京都両洋高校吹奏楽部は、2011年に葛城武周(かつらぎたけし)が顧問に着任して、関西大会常連校に急成長しました。今年2月には、第6回全日本ポップス&ジャズバンドグランプリ大会〜ALL JAPAN SWING BRASS SUPER LIVE 2019〜で、文部科学大臣賞を受賞しました。なお、「HERZ(ヘルツ)」とは、ドイツ語で「心」の意味とのこと。
120名を超える部員数を誇っているということで、人数が多く、ステージはぎっしりでしたが、おそらく2〜3年生だけでしょう。指揮の葛城武周はまじめそうな先生。司会は男性生徒が務めました。
1曲目は、バート作曲(三塚知貴編)/ロシアより愛を込めて。007シリーズ「ロシアより愛を込めて」の主題歌のジャズアレンジです。自分が吹いていないときは首を左右に揺らしたり、トロンボーンのソロをみんなで指差したり、見た目にも楽しそうな演奏。

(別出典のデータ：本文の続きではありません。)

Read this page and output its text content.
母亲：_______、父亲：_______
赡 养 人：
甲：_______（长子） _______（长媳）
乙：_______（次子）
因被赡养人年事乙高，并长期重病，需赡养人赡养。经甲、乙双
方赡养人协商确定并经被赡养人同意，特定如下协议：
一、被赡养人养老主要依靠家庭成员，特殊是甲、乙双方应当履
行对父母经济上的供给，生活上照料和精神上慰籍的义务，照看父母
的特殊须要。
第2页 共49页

2曲目は、星出尚志編/ジャパニーズ・グラフィティXVII「美空ひばりメドレー」。「リンゴ追分」のゆったりとしたテンポ感がいい。
3曲目は、久石譲(後藤洋編)作曲/吹奏楽のための交響的ファンタジー「ハウルの動く城」。先月の吹奏楽部ヨーロッパ演奏旅行(ドヴォルザーク・ホール)で演奏したとのこと。シンフォニックで緊張感のある演奏で、舞台下にウィンドマシーンが置かれ、ハープもわざわざ持ってきました。ハイレベルな演奏でした。
4曲目は、アニーよりトゥモロー。中盤では、制服を着た合唱隊がステージ下に登場しましたが、1年生とのこと。大人数です。

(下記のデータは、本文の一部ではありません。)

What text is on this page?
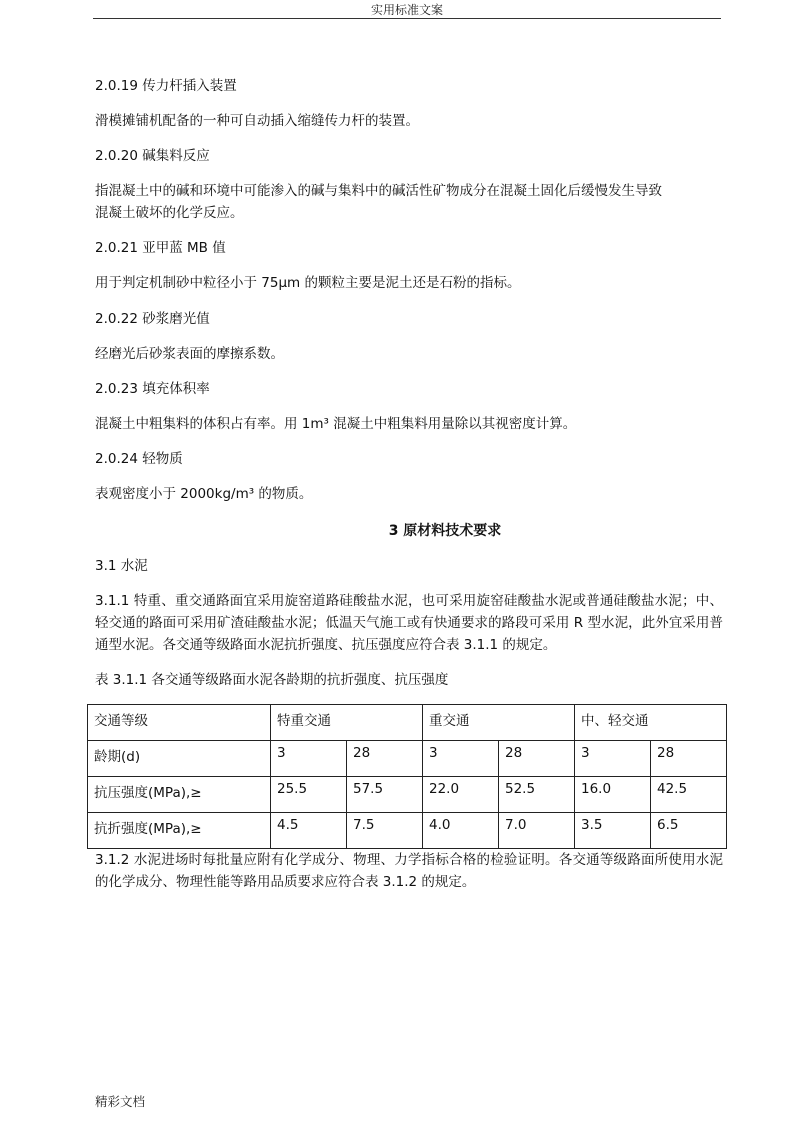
实用标准文案
2.0.19 传力杆插入装置
滑模摊铺机配备的一种可自动插入缩缝传力杆的装置。
2.0.20 碱集料反应
指混凝土中的碱和环境中可能渗入的碱与集料中的碱活性矿物成分在混凝土固化后缓慢发生导致
混凝土破坏的化学反应。
2.0.21 亚甲蓝 MB 值
用于判定机制砂中粒径小于 75μm 的颗粒主要是泥土还是石粉的指标。
2.0.22 砂浆磨光值
经磨光后砂浆表面的摩擦系数。
2.0.23 填充体积率
混凝土中粗集料的体积占有率。用 1m³ 混凝土中粗集料用量除以其视密度计算。
2.0.24 轻物质
表观密度小于 2000kg/m³ 的物质。
3 原材料技术要求
3.1 水泥
3.1.1 特重、重交通路面宜采用旋窑道路硅酸盐水泥，也可采用旋窑硅酸盐水泥或普通硅酸盐水泥；中、轻交通的路面可采用矿渣硅酸盐水泥；低温天气施工或有快通要求的路段可采用 R 型水泥，此外宜采用普通型水泥。各交通等级路面水泥抗折强度、抗压强度应符合表 3.1.1 的规定。
表 3.1.1 各交通等级路面水泥各龄期的抗折强度、抗压强度
交通等级	特重交通		重交通		中、轻交通	
龄期(d)	3	28	3	28	3	28
抗压强度(MPa),≥	25.5	57.5	22.0	52.5	16.0	42.5
抗折强度(MPa),≥	4.5	7.5	4.0	7.0	3.5	6.5
3.1.2 水泥进场时每批量应附有化学成分、物理、力学指标合格的检验证明。各交通等级路面所使用水泥的化学成分、物理性能等路用品质要求应符合表 3.1.2 的规定。
精彩文档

続けて、5曲目はチェイス作曲/Get It On〜黒い炎〜。ステージでウェーブが起こるなど楽しそうですが、葛城は淡々と指揮していました。司会によると、「トゥモロー」とこの曲は「HERZの十八番(おはこ)」とのこと。
少人数の洛南高校吹奏楽部とは好対照で、大人数による豊かな響きを堪能できました。
プログラム1曲目は、モーツァルト作曲/ピアノ協奏曲第20番。ピアノ独奏は、小林愛実。小林のすぐ左横から映るカメラがあり、字幕もつけられていて、映像のクオリティーが高い。小林愛実のアンコール(ショパン作曲/ノクターン第20番(遺作))もきちんと収録されています。
プログラム2曲目は、R.シュトラウス作曲/交響詩「英雄の生涯」。奏者をドアップでクローズアップした映像があり、カメラワークもいい。

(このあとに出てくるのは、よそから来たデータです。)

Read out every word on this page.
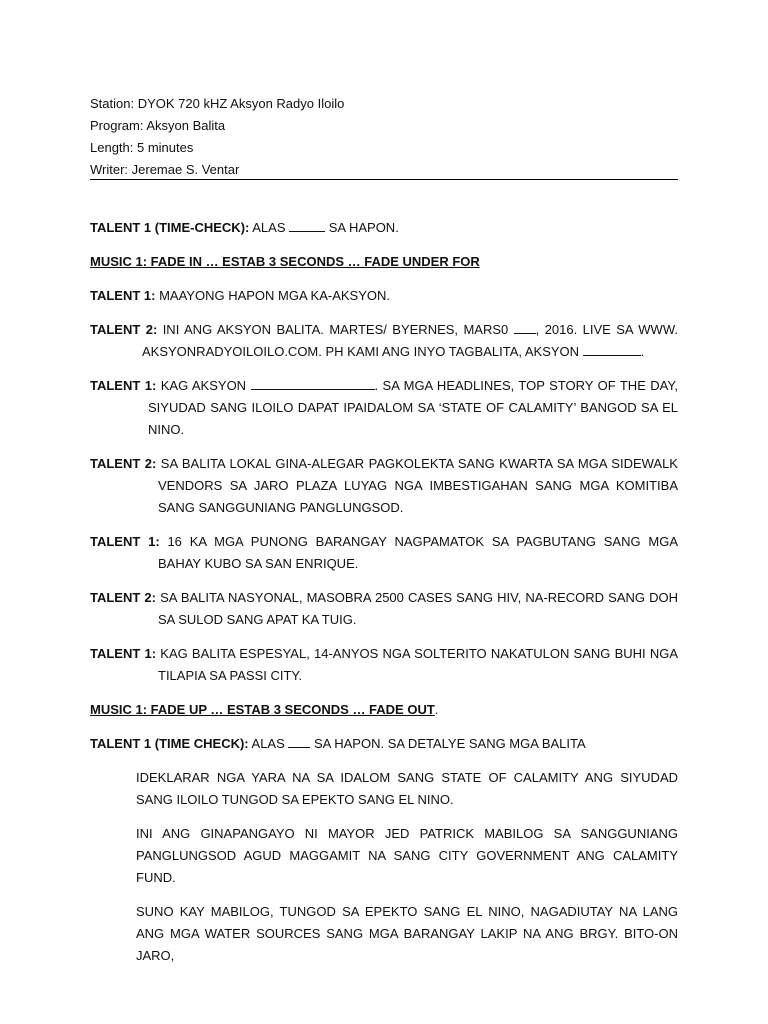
Station: DYOK 720 kHZ Aksyon Radyo Iloilo
Program: Aksyon Balita
Length: 5 minutes
Writer: Jeremae S. Ventar

TALENT 1 (TIME-CHECK): ALAS	SA HAPON.

MUSIC 1: FADE IN … ESTAB 3 SECONDS … FADE UNDER FOR

TALENT 1: MAAYONG HAPON MGA KA-AKSYON.

TALENT 2: INI ANG AKSYON BALITA. MARTES/ BYERNES, MARS0 , 2016. LIVE SA WWW. AKSYONRADYOILOILO.COM. PH KAMI ANG INYO TAGBALITA, AKSYON	.

TALENT 1: KAG AKSYON	. SA MGA HEADLINES, TOP STORY OF THE DAY, SIYUDAD SANG ILOILO DAPAT IPAIDALOM SA ‘STATE OF CALAMITY’ BANGOD SA EL NINO.

TALENT 2: SA BALITA LOKAL GINA-ALEGAR PAGKOLEKTA SANG KWARTA SA MGA SIDEWALK VENDORS SA JARO PLAZA LUYAG NGA IMBESTIGAHAN SANG MGA KOMITIBA SANG SANGGUNIANG PANGLUNGSOD.

TALENT 1: 16 KA MGA PUNONG BARANGAY NAGPAMATOK SA PAGBUTANG SANG MGA BAHAY KUBO SA SAN ENRIQUE.

TALENT 2: SA BALITA NASYONAL, MASOBRA 2500 CASES SANG HIV, NA-RECORD SANG DOH SA SULOD SANG APAT KA TUIG.

TALENT 1: KAG BALITA ESPESYAL, 14-ANYOS NGA SOLTERITO NAKATULON SANG BUHI NGA TILAPIA SA PASSI CITY.

MUSIC 1: FADE UP … ESTAB 3 SECONDS … FADE OUT.

TALENT 1 (TIME CHECK): ALAS  SA HAPON. SA DETALYE SANG MGA BALITA

IDEKLARAR NGA YARA NA SA IDALOM SANG STATE OF CALAMITY ANG SIYUDAD SANG ILOILO TUNGOD SA EPEKTO SANG EL NINO.

INI ANG GINAPANGAYO NI MAYOR JED PATRICK MABILOG SA SANGGUNIANG PANGLUNGSOD AGUD MAGGAMIT NA SANG CITY GOVERNMENT ANG CALAMITY FUND.

SUNO KAY MABILOG, TUNGOD SA EPEKTO SANG EL NINO, NAGADIUTAY NA LANG ANG MGA WATER SOURCES SANG MGA BARANGAY LAKIP NA ANG BRGY. BITO-ON JARO,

過去の映像が丁寧にアーカイブされていて、すばらしい。ここで上映されるだけではもったいないので、ぜひDVD化を希望したいです。
<全体の感想>
「オーケストラコンサートII」の前後に、「ローム・スクエアコンサート」が設定されていて、移動時間が少ないので、ややあわただしいスケジュールでした。ロームミュージックフレンズが出演するコンサートなので、高水準の演奏が期待できます。次回以降も楽しみです。